System configuration
Before beginning, I want to state that this problem is resolved for me. I am writing this issue for the record.
For learning rate decay, I define the optimizer every epoch
def train(epoch):
net.train()
optimizer = optim.SGD(net.parameters(), lr=cf.learning_rate(args.lr, epoch)*hvd.size(), momentum=0.9, weight_decay=5e-4)
optimizer = hvd.DistributedOptimizer(optimizer, named_parameters=net.named_parameters())
...
The mpirun command was simply
mpirun -np 4 -H localhost:4 python <PYTHON_CODE_PATH> --datadir <DATA_DIR>
At the very beginning of the 2nd epoch (during the first loss calculation and backprop), the code fails with the below stack trace
[fe535b5ccf9b:00019] *** Process received signal ***
[fe535b5ccf9b:00019] Signal: Segmentation fault (11)
[fe535b5ccf9b:00019] Signal code: Address not mapped (1)
[fe535b5ccf9b:00019] Failing at address: 0x28
[fe535b5ccf9b:00019] [ 0] /lib/x86_64-linux-gnu/libpthread.so.0(+0x11390)[0x7fbf2779c390]
[fe535b5ccf9b:00019] [ 1] /usr/local/lib/python2.7/dist-packages/horovod/torch/mpi_lib_impl/_mpi_lib_impl.so(+0x58d71)[0x7fbeaabf4d71]
[fe535b5ccf9b:00019] [ 2] /usr/local/lib/python2.7/dist-packages/horovod/torch/mpi_lib_impl/_mpi_lib_impl.so(+0x5de24)[0x7fbeaabf9e24]
[fe535b5ccf9b:00019] [ 3] /usr/local/lib/python2.7/dist-packages/horovod/torch/mpi_lib_impl/_mpi_lib_impl.so(+0x692d8)[0x7fbeaac052d8]
[fe535b5ccf9b:00019] [ 4] /usr/local/lib/python2.7/dist-packages/horovod/torch/mpi_lib_impl/_mpi_lib_impl.so(+0x6a65b)[0x7fbeaac0665b]
[fe535b5ccf9b:00019] [ 5] /usr/lib/x86_64-linux-gnu/libstdc++.so.6(+0xb8c80)[0x7fbf1e97bc80]
[fe535b5ccf9b:00019] [ 6] /lib/x86_64-linux-gnu/libpthread.so.0(+0x76ba)[0x7fbf277926ba]
[fe535b5ccf9b:00019] [ 7] /lib/x86_64-linux-gnu/libc.so.6(clone+0x6d)[0x7fbf274c841d]
[fe535b5ccf9b:00019] *** End of error message ***
-------------------------------------------------------
Primary job terminated normally, but 1 process returned
a non-zero exit code.
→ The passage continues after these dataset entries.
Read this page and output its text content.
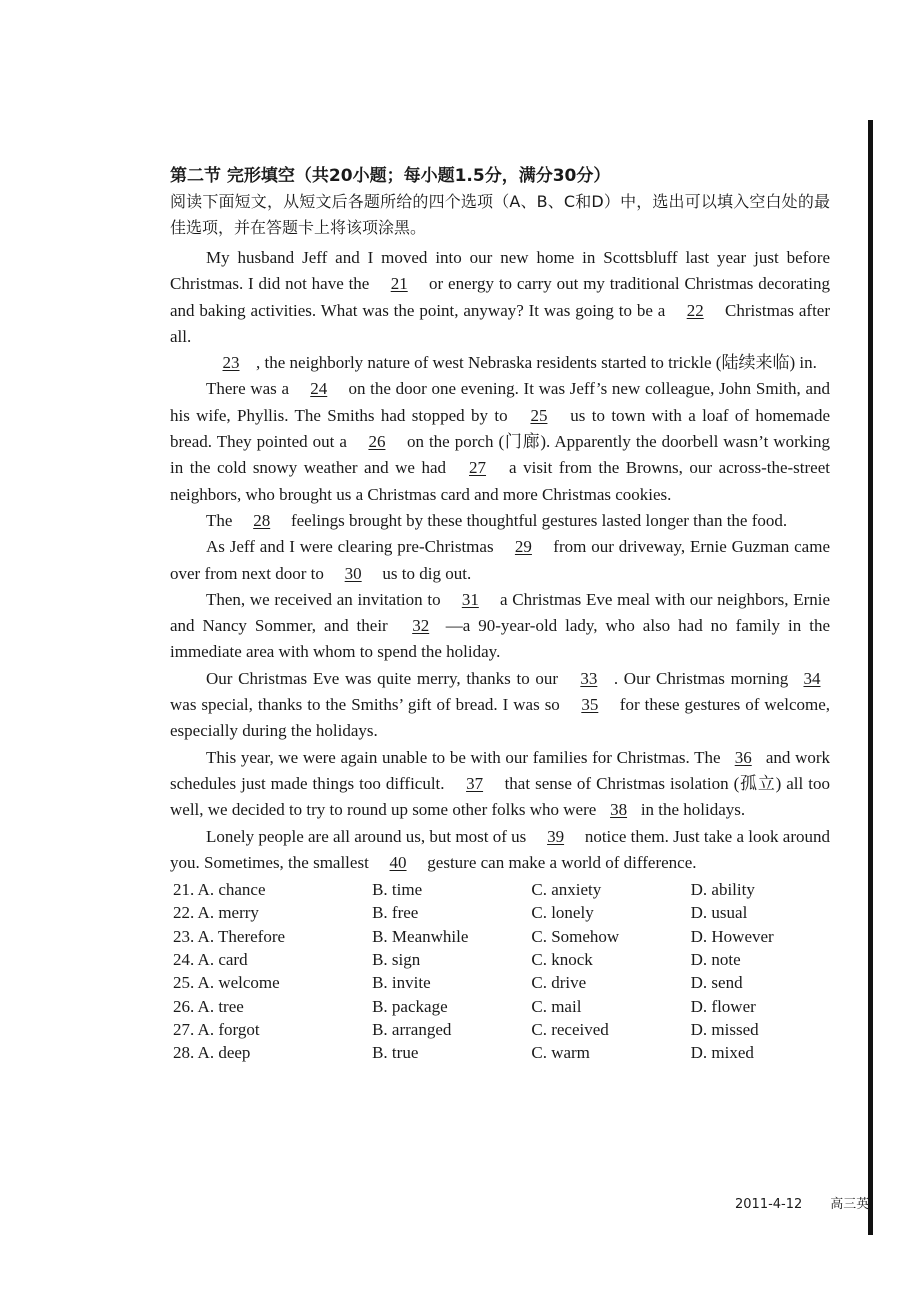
第二节 完形填空（共20小题；每小题1.5分，满分30分）

阅读下面短文，从短文后各题所给的四个选项（A、B、C和D）中，选出可以填入空白处的最佳选项，并在答题卡上将该项涂黑。

My husband Jeff and I moved into our new home in Scottsbluff last year just before Christmas. I did not have the 21 or energy to carry out my traditional Christmas decorating and baking activities. What was the point, anyway? It was going to be a 22 Christmas after all.

23 , the neighborly nature of west Nebraska residents started to trickle (陆续来临) in.

There was a 24 on the door one evening. It was Jeff’s new colleague, John Smith, and his wife, Phyllis. The Smiths had stopped by to 25 us to town with a loaf of homemade bread. They pointed out a 26 on the porch (门廊). Apparently the doorbell wasn’t working in the cold snowy weather and we had 27 a visit from the Browns, our across-the-street neighbors, who brought us a Christmas card and more Christmas cookies.

The 28 feelings brought by these thoughtful gestures lasted longer than the food.

As Jeff and I were clearing pre-Christmas 29 from our driveway, Ernie Guzman came over from next door to 30 us to dig out.

Then, we received an invitation to 31 a Christmas Eve meal with our neighbors, Ernie and Nancy Sommer, and their 32 —a 90-year-old lady, who also had no family in the immediate area with whom to spend the holiday.

Our Christmas Eve was quite merry, thanks to our 33 . Our Christmas morning 34 was special, thanks to the Smiths’ gift of bread. I was so 35 for these gestures of welcome, especially during the holidays.

This year, we were again unable to be with our families for Christmas. The 36 and work schedules just made things too difficult. 37 that sense of Christmas isolation (孤立) all too well, we decided to try to round up some other folks who were 38 in the holidays.

Lonely people are all around us, but most of us 39 notice them. Just take a look around you. Sometimes, the smallest 40 gesture can make a world of difference.

21. A. chance	B. time	C. anxiety	D. ability
22. A. merry	B. free	C. lonely	D. usual
23. A. Therefore	B. Meanwhile	C. Somehow	D. However
24. A. card	B. sign	C. knock	D. note
25. A. welcome	B. invite	C. drive	D. send
26. A. tree	B. package	C. mail	D. flower
27. A. forgot	B. arranged	C. received	D. missed
28. A. deep	B. true	C. warm	D. mixed
2011-4-12 高三英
Per user-direction, the job has been aborted.
-------------------------------------------------------
fe535b5ccf9b:18:122 [0] INFO comm 0x7fc7381be150 rank 0 nranks 4
fe535b5ccf9b:20:126 [2] INFO comm 0x7fbe601ba6e0 rank 2 nranks 4
--------------------------------------------------------------------------
mpirun.real noticed that process rank 1 with PID 0 on node fe535b5ccf9b exited on signal 11 (Segmentation fault).
--------------------------------------------------------------------------
Which means I am running this code in single node, 4 processes for 4 GPUs.
The question is - Is this an expected outcome?
It is redundant to define optimizer every epoch, but I just kept the original baseline code.
This issue has been resolved for me, I just wanted to record this case in case other people may face a similar problem. This is not a problem in a native PyTorch code, but it is a problem with Horovod.
Thanks for reporting this issue. It's a bug we should fix. Specifically, if you instantiate additional hvd.DistributedOptimizer(), you have an additional set of hooks that will cause the same gradients to be all-reduced multiple times. It's still an error, but we should show a nice error message there instead of a segfault.
Hi, I have the same segmentation fault issue. I used mpirun to train Pytorch model with 4 GPUs in the same node with Horovod. But sometimes got the seg fault while most of the time is fine. The error massage is very brief and it's very hard for me to debug. Is this issue resolved on top of tree? Thanks!
@HaiguangWen, please open a new issue. Please collect a core dump and attach a backtrace, as well as describe versions of components.